In my last post did you think I was trying to say that all one had to do was just read ISHMAEL to understand why civilization is killing the planet?

Take care,

Curt


#18
In my last post did you think I was trying to say that all one had to do was just read ISHMAEL to understand why civilization is killing the planet?

Nope.

Just pointing out that it is only a starting point.

With all the conversations we’ve had Curt, that would seem silly.


#19

Little Spider,

Just pointing out that it is only a starting point.

I was too. That is why I was confused.

Take care,

Curt


#20

What I said in response to your statement was not a disagreement, but re-reading it again several times I can see how it might sound that way.

I think reading the book is not enough...

Even Daniel Quinn himself admits that many people get confused about his works, and says so pretty plainly in IF THEY GIVE YOU LINED PAPER WRITE SIDEWAYS.

DQ also states that he is not prescribing a particular action, he is only giving a description of what is going on and why. I think that should be made clear when using him as a reference for how re-wilding should be outlined.

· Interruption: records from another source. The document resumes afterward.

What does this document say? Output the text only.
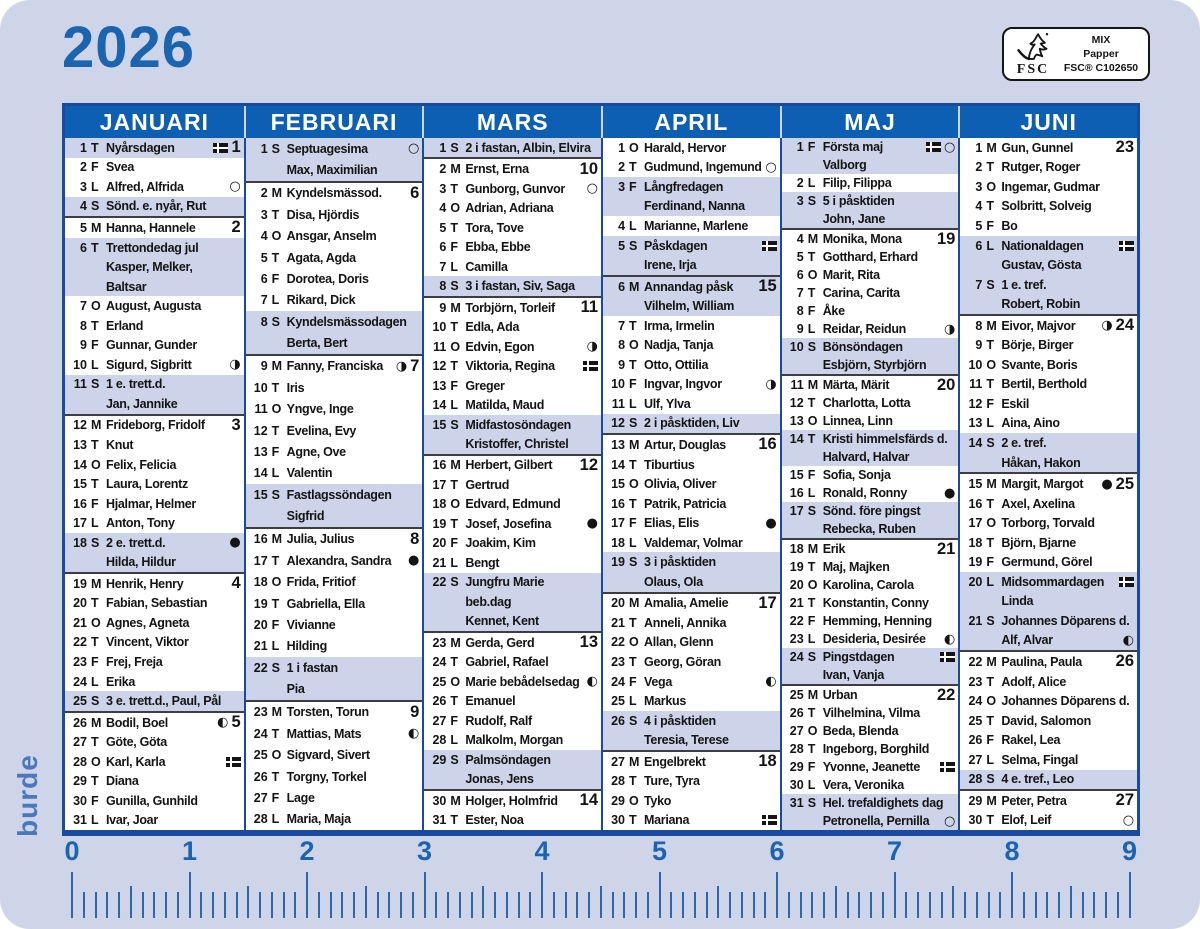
2026	FSC
MIX
Papper
FSC® C102650
JANUARI
1 T Nyårsdagen	1
2 F Svea
3 L Alfred, Alfrida	○
4 S Sönd. e. nyår, Rut
5 M Hanna, Hannele	2
6 T Trettondedag jul
Kasper, Melker,
Baltsar
7 O August, Augusta
8 T Erland
9 F Gunnar, Gunder
10 L Sigurd, Sigbritt	◑
11 S 1 e. trett.d.
Jan, Jannike
12 M Frideborg, Fridolf	3
13 T Knut
14 O Felix, Felicia
15 T Laura, Lorentz
16 F Hjalmar, Helmer
17 L Anton, Tony
18 S 2 e. trett.d.	●
Hilda, Hildur
19 M Henrik, Henry	4
20 T Fabian, Sebastian
21 O Agnes, Agneta
22 T Vincent, Viktor
23 F Frej, Freja
24 L Erika
25 S 3 e. trett.d., Paul, Pål
26 M Bodil, Boel	◐ 5
27 T Göte, Göta
28 O Karl, Karla
29 T Diana
30 F Gunilla, Gunhild
31 L Ivar, Joar
FEBRUARI
1 S Septuagesima	○
Max, Maximilian
2 M Kyndelsmässod.	6
3 T Disa, Hjördis
4 O Ansgar, Anselm
5 T Agata, Agda
6 F Dorotea, Doris
7 L Rikard, Dick
8 S Kyndelsmässodagen
Berta, Bert
9 M Fanny, Franciska ◑ 7
10 T Iris
11 O Yngve, Inge
12 T Evelina, Evy
13 F Agne, Ove
14 L Valentin
15 S Fastlagssöndagen
Sigfrid
16 M Julia, Julius	8
17 T Alexandra, Sandra	●
18 O Frida, Fritiof
19 T Gabriella, Ella
20 F Vivianne
21 L Hilding
22 S 1 i fastan
Pia
23 M Torsten, Torun	9
24 T Mattias, Mats	◐
25 O Sigvard, Sivert
26 T Torgny, Torkel
27 F Lage
28 L Maria, Maja
MARS
1 S 2 i fastan, Albin, Elvira
2 M Ernst, Erna	10
3 T Gunborg, Gunvor	○
4 O Adrian, Adriana
5 T Tora, Tove
6 F Ebba, Ebbe
7 L Camilla
8 S 3 i fastan, Siv, Saga
9 M Torbjörn, Torleif	11
10 T Edla, Ada
11 O Edvin, Egon	◑
12 T Viktoria, Regina
13 F Greger
14 L Matilda, Maud
15 S Midfastosöndagen
Kristoffer, Christel
16 M Herbert, Gilbert	12
17 T Gertrud
18 O Edvard, Edmund
19 T Josef, Josefina	●
20 F Joakim, Kim
21 L Bengt
22 S Jungfru Marie
beb.dag
Kennet, Kent
23 M Gerda, Gerd	13
24 T Gabriel, Rafael
25 O Marie bebådelsedag ◐
26 T Emanuel
27 F Rudolf, Ralf
28 L Malkolm, Morgan
29 S Palmsöndagen
Jonas, Jens
30 M Holger, Holmfrid	14
31 T Ester, Noa
APRIL
1 O Harald, Hervor
2 T Gudmund, Ingemund ○
3 F Långfredagen
Ferdinand, Nanna
4 L Marianne, Marlene
5 S Påskdagen
Irene, Irja
6 M Annandag påsk	15
Vilhelm, William
7 T Irma, Irmelin
8 O Nadja, Tanja
9 T Otto, Ottilia
10 F Ingvar, Ingvor	◑
11 L Ulf, Ylva
12 S 2 i påsktiden, Liv
13 M Artur, Douglas	16
14 T Tiburtius
15 O Olivia, Oliver
16 T Patrik, Patricia
17 F Elias, Elis	●
18 L Valdemar, Volmar
19 S 3 i påsktiden
Olaus, Ola
20 M Amalia, Amelie	17
21 T Anneli, Annika
22 O Allan, Glenn
23 T Georg, Göran
24 F Vega	◐
25 L Markus
26 S 4 i påsktiden
Teresia, Terese
27 M Engelbrekt	18
28 T Ture, Tyra
29 O Tyko
30 T Mariana
MAJ
1 F Första maj	○
Valborg
2 L Filip, Filippa
3 S 5 i påsktiden
John, Jane
4 M Monika, Mona	19
5 T Gotthard, Erhard
6 O Marit, Rita
7 T Carina, Carita
8 F Åke
9 L Reidar, Reidun	◑
10 S Bönsöndagen
Esbjörn, Styrbjörn
11 M Märta, Märit	20
12 T Charlotta, Lotta
13 O Linnea, Linn
14 T Kristi himmelsfärds d.
Halvard, Halvar
15 F Sofia, Sonja
16 L Ronald, Ronny	●
17 S Sönd. före pingst
Rebecka, Ruben
18 M Erik	21
19 T Maj, Majken
20 O Karolina, Carola
21 T Konstantin, Conny
22 F Hemming, Henning
23 L Desideria, Desirée	◐
24 S Pingstdagen
Ivan, Vanja
25 M Urban	22
26 T Vilhelmina, Vilma
27 O Beda, Blenda
28 T Ingeborg, Borghild
29 F Yvonne, Jeanette
30 L Vera, Veronika
31 S Hel. trefaldighets dag
Petronella, Pernilla	○
JUNI
1 M Gun, Gunnel	23
2 T Rutger, Roger
3 O Ingemar, Gudmar
4 T Solbritt, Solveig
5 F Bo
6 L Nationaldagen
Gustav, Gösta
7 S 1 e. tref.
Robert, Robin
8 M Eivor, Majvor	◑ 24
9 T Börje, Birger
10 O Svante, Boris
11 T Bertil, Berthold
12 F Eskil
13 L Aina, Aino
14 S 2 e. tref.
Håkan, Hakon
15 M Margit, Margot	● 25
16 T Axel, Axelina
17 O Torborg, Torvald
18 T Björn, Bjarne
19 F Germund, Görel
20 L Midsommardagen
Linda
21 S Johannes Döparens d.
Alf, Alvar	◐
22 M Paulina, Paula	26
23 T Adolf, Alice
24 O Johannes Döparens d.
25 T David, Salomon
26 F Rakel, Lea
27 L Selma, Fingal
28 S 4 e. tref., Leo
29 M Peter, Petra	27
30 T Elof, Leif	○
burde
0	1	2	3	4	5	6	7	8	9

I wanted to help create and maintain more clarity around DQ’s work. After reading IF THEY GIVE YOU LINED PAPER WRITE SIDEWAYS, I felt that I meet readers of ISHMAEL sometimes who, like Quinn mentions, are confused about the works. I am not implying that you or anyone here is necessarily confused, though. But given the amount of people who traffic through this site, it would be great to help hold a lot of clarity around DQ’s message.

I think that the local ISHMAEL community discussion groups are a great resource that should be used on top of reading his books. His website is pretty good too.